The management of severe psychiatric disorder is often an emergency. Missing a delirium, mania, psychotic depression, or a substance or medical illness etiology can have catastrophic effects The next steps in management differ dramatically depending on which label fits best. Recommending the sacrifice of crucial diagnostic distinctions in favor of everyday language simply won't cut it in dealing with the 'severely ill'. Too much crucial information is lost.
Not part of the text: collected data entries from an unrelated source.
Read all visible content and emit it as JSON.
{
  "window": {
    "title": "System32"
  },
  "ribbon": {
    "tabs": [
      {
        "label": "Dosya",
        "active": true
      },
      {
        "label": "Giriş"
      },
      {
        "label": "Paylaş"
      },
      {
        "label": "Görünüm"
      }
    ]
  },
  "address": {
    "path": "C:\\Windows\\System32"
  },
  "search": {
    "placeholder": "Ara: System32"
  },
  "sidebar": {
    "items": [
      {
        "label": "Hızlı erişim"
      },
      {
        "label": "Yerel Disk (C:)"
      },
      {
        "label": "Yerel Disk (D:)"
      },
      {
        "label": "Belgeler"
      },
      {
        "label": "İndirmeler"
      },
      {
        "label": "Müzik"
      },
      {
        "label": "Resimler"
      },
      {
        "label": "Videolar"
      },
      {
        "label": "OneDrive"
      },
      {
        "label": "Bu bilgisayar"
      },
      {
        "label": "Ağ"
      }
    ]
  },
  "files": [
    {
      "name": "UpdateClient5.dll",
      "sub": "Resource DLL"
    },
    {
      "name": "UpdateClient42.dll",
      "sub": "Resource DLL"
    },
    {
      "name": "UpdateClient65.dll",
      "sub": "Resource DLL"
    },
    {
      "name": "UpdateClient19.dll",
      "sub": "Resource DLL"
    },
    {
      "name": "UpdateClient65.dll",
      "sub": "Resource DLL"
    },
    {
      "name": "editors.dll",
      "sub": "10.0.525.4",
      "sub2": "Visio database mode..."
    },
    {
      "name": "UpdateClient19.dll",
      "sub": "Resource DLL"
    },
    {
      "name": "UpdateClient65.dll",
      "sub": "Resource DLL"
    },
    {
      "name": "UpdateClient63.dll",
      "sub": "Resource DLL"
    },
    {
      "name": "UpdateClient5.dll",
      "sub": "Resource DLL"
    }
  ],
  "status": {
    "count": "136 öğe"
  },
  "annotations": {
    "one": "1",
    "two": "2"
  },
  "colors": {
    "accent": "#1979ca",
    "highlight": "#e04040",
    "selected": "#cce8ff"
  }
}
Labels can help a great deal. They can hurt a great deal. They can provide clarity, but they can also badly mislead. The words we use in mental health all carry the heavy baggage of misleading and potentially stigmatizing connotation. They are vastly overused to describe mild problems of everyday life better described with everyday language. But we need diagnostic labels for the 'severely ill' and all suggested replacements are much more harmful than helpful.

Afterword from Anne: "Thanks Allen. If you'll allow me one parting shot, to question the value of diagnostic labels is very different to concluding that someone's experiences have no clinical significance. When people have distressing and disabling experiences, professionals need to help in any way we can. All the more reason to sit down with the person and work out between us what might be contributing to their particular problem and what might help, rather than imposing a framework of understanding, a label and a treatment that the person may not find helpful."

Afterword from me: Making a diagnosis is only one small part of getting to know the 'patient', certainly necessary but very far from sufficient. I don't trust clinicians who restrict themselves to reductionistic diagnostic interviews, but I also don't trust clinicians who can't make an accurate diagnosis. Diagnosis and empathy are necessary partners in any therapeutic relationship, fully complementary and in no way incompatible.

Allen Frances is a professor emeritus at Duke University and was the chairman of the DSM-IV task force.